La discusión por el futuro del IPROSS sumó un nuevo capítulo político. Rodolfo Aguiar, secretario general nacional de ATE, salió públicamente a respaldar el proyecto de desregulación impulsado por el gobernador Alberto Weretilneck y volvió a marcar una posición de cercanía con el Gobierno provincial.
“La solidaridad no está en riesgo”, afirmó Aguiar al referirse a la iniciativa que propone modificar el esquema de afiliación y permitir que los trabajadores puedan optar por otra cobertura de salud.
El posicionamiento del dirigente sindical adquiere especial relevancia porque se produce pocos días después del encuentro que mantuvo con Weretilneck en Buenos Aires. Allí ambos acordaron retomar las negociaciones paritarias en Río Negro, en una señal de acercamiento entre el gremio y el Ejecutivo provincial.

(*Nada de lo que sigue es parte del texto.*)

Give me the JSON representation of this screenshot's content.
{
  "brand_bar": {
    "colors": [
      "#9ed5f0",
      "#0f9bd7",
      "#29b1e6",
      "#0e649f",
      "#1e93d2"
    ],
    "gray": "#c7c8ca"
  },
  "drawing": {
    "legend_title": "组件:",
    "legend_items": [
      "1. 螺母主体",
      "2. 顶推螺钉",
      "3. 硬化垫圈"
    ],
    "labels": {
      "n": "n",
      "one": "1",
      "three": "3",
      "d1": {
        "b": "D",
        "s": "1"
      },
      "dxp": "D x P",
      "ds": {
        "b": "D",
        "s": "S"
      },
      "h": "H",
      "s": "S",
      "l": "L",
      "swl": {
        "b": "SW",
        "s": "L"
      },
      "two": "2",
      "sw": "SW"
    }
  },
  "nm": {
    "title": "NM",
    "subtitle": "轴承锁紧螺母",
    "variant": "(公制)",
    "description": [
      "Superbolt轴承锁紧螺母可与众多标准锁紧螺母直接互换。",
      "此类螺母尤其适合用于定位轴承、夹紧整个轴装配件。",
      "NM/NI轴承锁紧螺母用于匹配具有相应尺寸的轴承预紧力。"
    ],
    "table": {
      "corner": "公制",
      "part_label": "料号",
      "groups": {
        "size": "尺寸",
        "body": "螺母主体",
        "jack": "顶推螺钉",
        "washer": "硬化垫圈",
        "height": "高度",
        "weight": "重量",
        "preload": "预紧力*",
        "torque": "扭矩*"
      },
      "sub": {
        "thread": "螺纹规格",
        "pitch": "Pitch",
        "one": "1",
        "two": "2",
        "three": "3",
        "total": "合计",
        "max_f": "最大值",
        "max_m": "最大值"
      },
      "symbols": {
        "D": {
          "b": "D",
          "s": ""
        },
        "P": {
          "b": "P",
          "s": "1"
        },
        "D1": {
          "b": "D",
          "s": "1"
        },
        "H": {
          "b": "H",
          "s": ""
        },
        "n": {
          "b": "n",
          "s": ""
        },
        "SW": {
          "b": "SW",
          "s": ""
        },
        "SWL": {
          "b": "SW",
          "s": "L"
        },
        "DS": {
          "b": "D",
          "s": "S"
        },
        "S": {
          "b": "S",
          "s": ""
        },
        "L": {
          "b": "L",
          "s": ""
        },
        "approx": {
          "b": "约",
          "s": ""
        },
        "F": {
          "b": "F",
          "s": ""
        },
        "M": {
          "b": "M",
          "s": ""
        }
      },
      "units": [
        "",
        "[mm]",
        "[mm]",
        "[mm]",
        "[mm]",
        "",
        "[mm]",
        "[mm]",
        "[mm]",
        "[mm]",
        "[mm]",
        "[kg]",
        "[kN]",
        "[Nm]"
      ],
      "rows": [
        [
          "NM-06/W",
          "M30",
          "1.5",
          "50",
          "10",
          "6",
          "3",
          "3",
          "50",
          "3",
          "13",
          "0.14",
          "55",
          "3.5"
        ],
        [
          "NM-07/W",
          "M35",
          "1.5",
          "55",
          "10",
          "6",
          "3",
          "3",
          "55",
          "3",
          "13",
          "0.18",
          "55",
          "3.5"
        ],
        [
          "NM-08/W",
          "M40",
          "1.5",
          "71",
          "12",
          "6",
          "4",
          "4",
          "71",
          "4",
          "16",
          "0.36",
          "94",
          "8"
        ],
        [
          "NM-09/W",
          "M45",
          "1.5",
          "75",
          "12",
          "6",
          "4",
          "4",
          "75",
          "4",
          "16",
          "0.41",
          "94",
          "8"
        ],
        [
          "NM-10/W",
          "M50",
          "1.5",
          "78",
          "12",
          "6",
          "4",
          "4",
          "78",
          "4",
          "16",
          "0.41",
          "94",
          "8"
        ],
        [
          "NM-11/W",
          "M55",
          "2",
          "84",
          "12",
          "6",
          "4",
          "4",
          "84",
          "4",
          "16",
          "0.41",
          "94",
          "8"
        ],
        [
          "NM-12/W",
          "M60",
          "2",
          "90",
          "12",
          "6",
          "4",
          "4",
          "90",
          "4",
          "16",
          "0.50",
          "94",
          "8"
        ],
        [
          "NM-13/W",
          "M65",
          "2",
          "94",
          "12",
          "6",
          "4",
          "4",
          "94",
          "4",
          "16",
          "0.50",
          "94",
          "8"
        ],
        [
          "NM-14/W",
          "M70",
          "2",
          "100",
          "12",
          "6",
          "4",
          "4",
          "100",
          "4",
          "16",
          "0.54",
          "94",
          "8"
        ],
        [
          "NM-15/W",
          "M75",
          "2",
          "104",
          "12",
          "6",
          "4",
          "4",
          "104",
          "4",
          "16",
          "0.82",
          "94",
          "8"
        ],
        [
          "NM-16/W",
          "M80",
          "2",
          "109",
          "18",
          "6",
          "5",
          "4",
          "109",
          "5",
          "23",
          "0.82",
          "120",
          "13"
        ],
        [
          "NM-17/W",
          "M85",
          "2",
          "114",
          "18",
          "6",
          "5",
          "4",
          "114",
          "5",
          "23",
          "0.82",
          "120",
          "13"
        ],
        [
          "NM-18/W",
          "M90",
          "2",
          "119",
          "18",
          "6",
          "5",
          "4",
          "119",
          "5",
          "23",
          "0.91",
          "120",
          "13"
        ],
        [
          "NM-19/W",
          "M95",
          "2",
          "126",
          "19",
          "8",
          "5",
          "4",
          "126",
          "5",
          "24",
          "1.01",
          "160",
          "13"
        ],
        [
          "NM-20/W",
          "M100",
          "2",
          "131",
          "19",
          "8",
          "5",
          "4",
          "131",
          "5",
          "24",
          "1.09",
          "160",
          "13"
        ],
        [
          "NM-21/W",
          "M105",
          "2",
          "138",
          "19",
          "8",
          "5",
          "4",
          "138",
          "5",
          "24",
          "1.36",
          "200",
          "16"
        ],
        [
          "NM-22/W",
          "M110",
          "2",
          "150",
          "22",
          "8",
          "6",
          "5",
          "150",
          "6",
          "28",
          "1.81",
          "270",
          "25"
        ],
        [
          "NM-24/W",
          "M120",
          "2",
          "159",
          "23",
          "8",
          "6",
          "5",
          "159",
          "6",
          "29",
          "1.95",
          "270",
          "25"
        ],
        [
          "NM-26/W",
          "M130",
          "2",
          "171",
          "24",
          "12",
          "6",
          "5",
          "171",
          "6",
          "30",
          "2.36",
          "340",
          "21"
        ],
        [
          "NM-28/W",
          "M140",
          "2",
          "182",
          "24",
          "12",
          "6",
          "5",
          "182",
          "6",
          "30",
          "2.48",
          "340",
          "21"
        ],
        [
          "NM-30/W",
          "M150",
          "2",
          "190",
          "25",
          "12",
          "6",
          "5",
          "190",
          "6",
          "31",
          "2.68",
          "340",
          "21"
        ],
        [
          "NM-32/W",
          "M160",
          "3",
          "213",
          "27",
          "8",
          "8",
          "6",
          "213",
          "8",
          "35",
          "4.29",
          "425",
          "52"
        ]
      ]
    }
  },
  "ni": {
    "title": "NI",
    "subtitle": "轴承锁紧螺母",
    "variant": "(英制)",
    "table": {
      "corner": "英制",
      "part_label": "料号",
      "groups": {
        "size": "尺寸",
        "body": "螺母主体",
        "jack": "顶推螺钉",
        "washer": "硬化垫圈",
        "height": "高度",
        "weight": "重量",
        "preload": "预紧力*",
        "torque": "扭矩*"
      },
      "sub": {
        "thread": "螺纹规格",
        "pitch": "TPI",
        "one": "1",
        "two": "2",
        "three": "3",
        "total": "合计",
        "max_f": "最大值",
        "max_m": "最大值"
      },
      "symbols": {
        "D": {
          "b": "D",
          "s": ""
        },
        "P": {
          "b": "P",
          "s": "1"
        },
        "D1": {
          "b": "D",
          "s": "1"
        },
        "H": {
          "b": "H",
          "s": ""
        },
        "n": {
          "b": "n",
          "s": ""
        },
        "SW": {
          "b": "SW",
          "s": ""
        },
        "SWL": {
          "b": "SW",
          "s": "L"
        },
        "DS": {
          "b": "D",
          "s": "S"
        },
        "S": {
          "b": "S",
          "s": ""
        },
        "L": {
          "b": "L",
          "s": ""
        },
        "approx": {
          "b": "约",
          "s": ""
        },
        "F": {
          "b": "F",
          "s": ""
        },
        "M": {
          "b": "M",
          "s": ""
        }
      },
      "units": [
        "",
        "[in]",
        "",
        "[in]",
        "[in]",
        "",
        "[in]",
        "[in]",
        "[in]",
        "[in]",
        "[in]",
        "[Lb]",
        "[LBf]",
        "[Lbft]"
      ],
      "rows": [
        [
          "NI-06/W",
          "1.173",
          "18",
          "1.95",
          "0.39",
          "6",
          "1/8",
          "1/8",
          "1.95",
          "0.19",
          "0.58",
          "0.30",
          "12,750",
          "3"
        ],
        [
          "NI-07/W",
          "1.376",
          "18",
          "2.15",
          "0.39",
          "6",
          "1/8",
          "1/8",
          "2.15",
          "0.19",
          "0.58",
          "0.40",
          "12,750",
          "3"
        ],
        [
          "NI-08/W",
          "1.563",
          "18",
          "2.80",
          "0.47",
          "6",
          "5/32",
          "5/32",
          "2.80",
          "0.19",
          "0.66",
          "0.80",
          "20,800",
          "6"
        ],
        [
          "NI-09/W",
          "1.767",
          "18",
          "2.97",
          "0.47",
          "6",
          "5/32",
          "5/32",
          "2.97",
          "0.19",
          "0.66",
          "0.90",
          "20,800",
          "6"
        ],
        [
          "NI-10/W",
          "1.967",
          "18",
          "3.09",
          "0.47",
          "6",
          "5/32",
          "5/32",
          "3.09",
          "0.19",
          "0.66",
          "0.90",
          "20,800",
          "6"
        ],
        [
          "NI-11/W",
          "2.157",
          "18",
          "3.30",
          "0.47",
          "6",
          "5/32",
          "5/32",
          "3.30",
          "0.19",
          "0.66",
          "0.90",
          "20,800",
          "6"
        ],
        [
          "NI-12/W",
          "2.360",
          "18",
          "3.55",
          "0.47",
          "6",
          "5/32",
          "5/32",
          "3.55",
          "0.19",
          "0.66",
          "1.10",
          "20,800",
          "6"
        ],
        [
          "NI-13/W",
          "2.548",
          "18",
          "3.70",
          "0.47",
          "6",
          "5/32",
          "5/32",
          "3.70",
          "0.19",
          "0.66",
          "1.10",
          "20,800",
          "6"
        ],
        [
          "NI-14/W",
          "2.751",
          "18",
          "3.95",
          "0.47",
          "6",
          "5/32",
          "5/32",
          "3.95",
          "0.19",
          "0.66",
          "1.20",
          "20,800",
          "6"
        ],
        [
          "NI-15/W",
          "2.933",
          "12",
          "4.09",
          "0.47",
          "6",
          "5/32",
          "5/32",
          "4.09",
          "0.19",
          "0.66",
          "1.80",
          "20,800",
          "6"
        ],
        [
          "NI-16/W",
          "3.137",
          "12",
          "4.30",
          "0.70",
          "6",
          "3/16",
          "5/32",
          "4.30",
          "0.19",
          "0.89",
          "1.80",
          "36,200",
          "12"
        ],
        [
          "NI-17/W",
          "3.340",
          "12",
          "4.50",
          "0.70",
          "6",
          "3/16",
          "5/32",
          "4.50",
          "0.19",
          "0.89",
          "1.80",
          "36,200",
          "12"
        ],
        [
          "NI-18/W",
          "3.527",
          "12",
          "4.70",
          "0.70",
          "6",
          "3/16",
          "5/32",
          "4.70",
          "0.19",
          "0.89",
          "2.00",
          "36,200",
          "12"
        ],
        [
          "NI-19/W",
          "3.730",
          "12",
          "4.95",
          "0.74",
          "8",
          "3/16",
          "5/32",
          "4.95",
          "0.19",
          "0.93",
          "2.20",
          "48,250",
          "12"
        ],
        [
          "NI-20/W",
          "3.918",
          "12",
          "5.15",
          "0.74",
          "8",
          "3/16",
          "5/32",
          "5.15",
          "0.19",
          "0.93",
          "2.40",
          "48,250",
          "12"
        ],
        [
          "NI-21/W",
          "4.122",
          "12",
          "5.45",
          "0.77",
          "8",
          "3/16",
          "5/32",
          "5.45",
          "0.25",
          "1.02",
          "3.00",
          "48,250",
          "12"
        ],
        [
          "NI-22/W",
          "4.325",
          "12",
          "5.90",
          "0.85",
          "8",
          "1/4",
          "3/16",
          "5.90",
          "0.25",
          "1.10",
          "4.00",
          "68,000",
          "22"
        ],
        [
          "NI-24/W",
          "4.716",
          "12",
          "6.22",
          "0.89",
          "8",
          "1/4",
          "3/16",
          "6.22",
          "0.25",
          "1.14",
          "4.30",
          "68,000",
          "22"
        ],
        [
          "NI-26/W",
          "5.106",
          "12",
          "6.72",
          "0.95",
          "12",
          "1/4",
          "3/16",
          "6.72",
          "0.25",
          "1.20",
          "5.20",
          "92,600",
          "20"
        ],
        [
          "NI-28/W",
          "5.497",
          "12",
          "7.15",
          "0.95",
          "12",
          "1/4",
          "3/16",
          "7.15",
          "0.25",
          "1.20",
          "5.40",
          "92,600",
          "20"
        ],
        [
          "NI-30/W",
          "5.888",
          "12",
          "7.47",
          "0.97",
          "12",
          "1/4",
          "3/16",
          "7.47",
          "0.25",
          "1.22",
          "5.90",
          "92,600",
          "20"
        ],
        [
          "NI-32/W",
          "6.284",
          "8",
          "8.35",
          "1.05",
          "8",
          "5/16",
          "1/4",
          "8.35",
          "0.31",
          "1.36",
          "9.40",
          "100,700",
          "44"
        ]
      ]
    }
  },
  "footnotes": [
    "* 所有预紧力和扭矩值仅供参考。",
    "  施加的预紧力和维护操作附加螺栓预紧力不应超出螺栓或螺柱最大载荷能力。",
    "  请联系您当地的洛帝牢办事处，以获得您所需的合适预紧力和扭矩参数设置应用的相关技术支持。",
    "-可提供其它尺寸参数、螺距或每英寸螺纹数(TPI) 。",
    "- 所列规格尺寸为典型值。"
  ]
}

Aguiar se despega de las críticas opositoras
Mientras distintos sectores políticos y sindicales cuestionan la iniciativa por considerar que podría afectar el carácter solidario del IPROSS, Aguiar pidió evitar lo que calificó como “consignas facilistas” y planteó que los trabajadores deben aprovechar el debate para avanzar hacia una mayor participación en la conducción de la obra social.
“Los trabajadores nos vamos a equivocar si solo apelamos a consignas facilistas y no aprovechamos este proceso para ser protagonistas y alcanzar la definitiva democratización de nuestra obra social en la provincia”, sostuvo.
El dirigente reconoció que, para quienes históricamente cuestionaron el carácter cautivo de los afiliados, la posibilidad de elegir otra cobertura puede resultar razonable.
Sin embargo, inmediatamente puso un límite a esa posibilidad al advertir que actualmente no existirían demasiados incentivos económicos para abandonar el IPROSS.
“Encontrar mejores prestaciones fuera del IPROSS con los mismos aportes o aún pagando un diferencial, no está hoy dentro de las opciones”, afirmó.
Por ese motivo, estimó que la cantidad de trabajadores y jubilados que finalmente decidan derivar sus aportes hacia otra cobertura será “ínfima”.
¿Un respaldo político a Weretilneck?
La posición de Aguiar abre una lectura que excede la discusión estrictamente sanitaria.
El líder de ATE no solamente relativizó los cuestionamientos sobre una posible pérdida de solidaridad del sistema, sino que además planteó que el debate puede transformarse en una oportunidad para modificar la estructura de conducción del IPROSS.
“Desde los sindicatos no podemos perder nuestro norte ni abandonar los reclamos históricos por la definitiva normalización de la obra social”, sostuvo.
En ese punto, Aguiar coincidió con una demanda que también viene planteando UPCN: que el IPROSS sea administrado por sus propios beneficiarios.
La propuesta contempla la creación de un directorio integrado por trabajadores activos y pasivos, con participación estatal pero minoritaria, destinada principalmente al control.
La pregunta que queda abierta
El planteo sindical introduce una pregunta política de fondo: ¿el proyecto que prepara el Gobierno de Weretilneck contemplará también una democratización de la conducción del IPROSS?
Por ahora, los detalles de la iniciativa oficial todavía no fueron conocidos en profundidad y serán determinantes para saber si la propuesta del Ejecutivo se limita a habilitar la libre elección de cobertura o si incorpora modificaciones en la estructura de gobierno de la obra social.
Aguiar sostuvo que, aun cuando resta conocer el texto definitivo, “el escenario actual no va a cambiar” y aseguró que el sistema solidario de salud no está en riesgo.
Pero su respaldo también deja una señal política: en medio de la discusión por el IPROSS, Weretilneck consigue una voz sindical de peso que no solo no rechaza la reforma, sino que plantea la posibilidad de utilizarla como punto de partida para una transformación más profunda.
Y en política, las señales importan.
Después del encuentro entre el gobernador y el titular de ATE y del acuerdo para retomar las paritarias, el posicionamiento de Aguiar puede ser leído como una nueva pieza dentro de un vínculo que parece fortalecerse.
Mientras tanto, la oposición prepara sus cuestionamientos y los gremios deberán definir hasta dónde acompañarán la iniciativa.
El proyecto todavía no está sobre la mesa en su versión definitiva. Pero el debate por el IPROSS ya comenzó a mover el tablero político y sindical de Río Negro.